According to the chipmaker, these initiatives will “reduce development time and improve performance for developers seeking to incorporate cutting-edge computer vision and AI/ML functionality into their ROS-based robotics applications”.
Nvidia and Open Robotics, the organisation which maintains ROS, have entered into an agreement to accelerate ROS 2 performance on Nvidia’s Jetson edge AI platform and GPU-based systems and to enable seamless simulation interoperability between Open Robotics’s Ignition Gazebo and Nvidia Isaac Sim on Omniverse.
The Jetson platform is widely adopted by roboticists across a spectrum of applications. It is designed to enable high-performance, low latency processing for robots to be responsive, safe, and collaborative.
Open Robotics will enhance ROS 2 to enable efficient management of data flow and shared memory across GPU and other processors present on Jetson. This will significantly improve the performance of applications that have to process high bandwidth data from sensors such as cameras and lidars in real-time.
In addition to the enhancements for deployment of robot applications on Jetson, Open Robotics and Nvidia are working on plans to integrate Ignition Gazebo and Nvidia Isaac Sim.

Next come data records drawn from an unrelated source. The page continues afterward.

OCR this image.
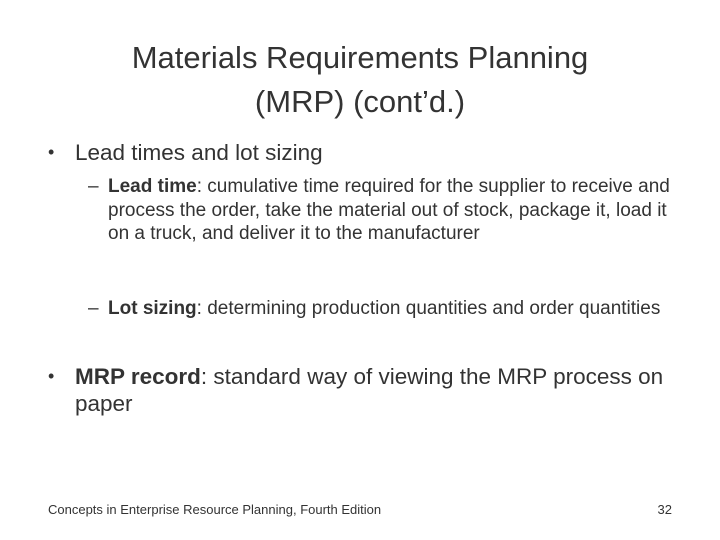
Materials Requirements Planning
(MRP) (cont’d.)
• Lead times and lot sizing
– Lead time: cumulative time required for the supplier to receive and process the order, take the material out of stock, package it, load it on a truck, and deliver it to the manufacturer
– Lot sizing: determining production quantities and order quantities
• MRP record: standard way of viewing the MRP process on paper
Concepts in Enterprise Resource Planning, Fourth Edition	32
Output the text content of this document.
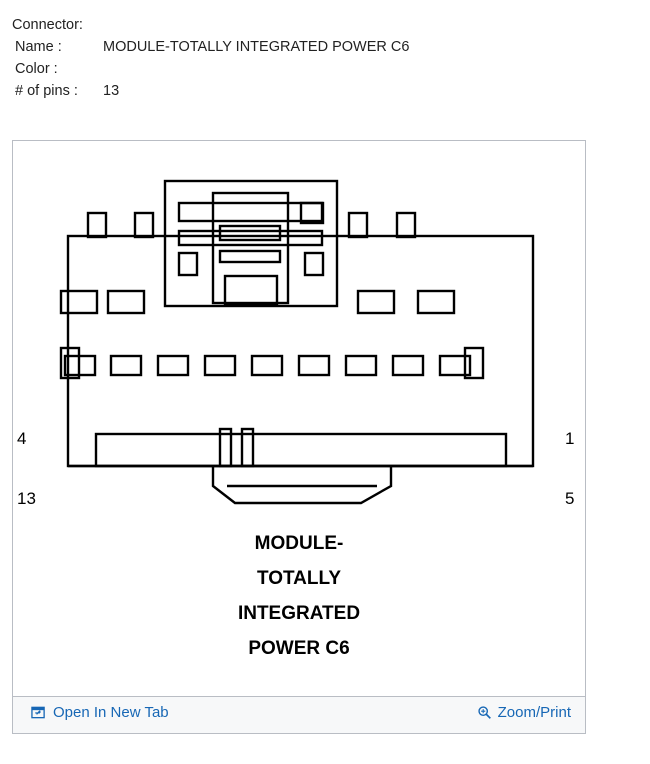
Connector:
Name :	MODULE-TOTALLY INTEGRATED POWER C6
Color :
# of pins :	13
4
13
1
5
MODULE-
TOTALLY
INTEGRATED
POWER C6
Open In New Tab	Zoom/Print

Nvidia Isaac Sim already supports ROS 1 & 2 out of the box and features an ecosystem of 3D content with its connection to popular applications, for example Blender and Unreal Engine 4.
Ignition Gazebo brings a decades-long track record of widespread use throughout the robotics community, including in high-profile competition events such as the ongoing Darpa Subterranean Challenge.
With the two simulators connected, ROS developers can move their robots and environments between Ignition and Isaac Sim to run large scale simulations and take advantage of each simulator’s advanced features, such as high-fidelity dynamics, accurate sensor models, and photorealistic rendering to generate synthetic data for training and testing of AI models.
Brian Gerkey, CEO of Open Robotics, said: “As more ROS developers leverage hardware platforms that contain additional compute capabilities designed to offload the host CPU, ROS is evolving to make it easier to efficiently take advantage of these advanced hardware resources.
“Working with an accelerated computing leader like Nvidia and its vast experience in AI and robotics innovation will bring significant benefits to the entire ROS community.”
Software resulting from this collaboration is expected to be released in the spring of 2022.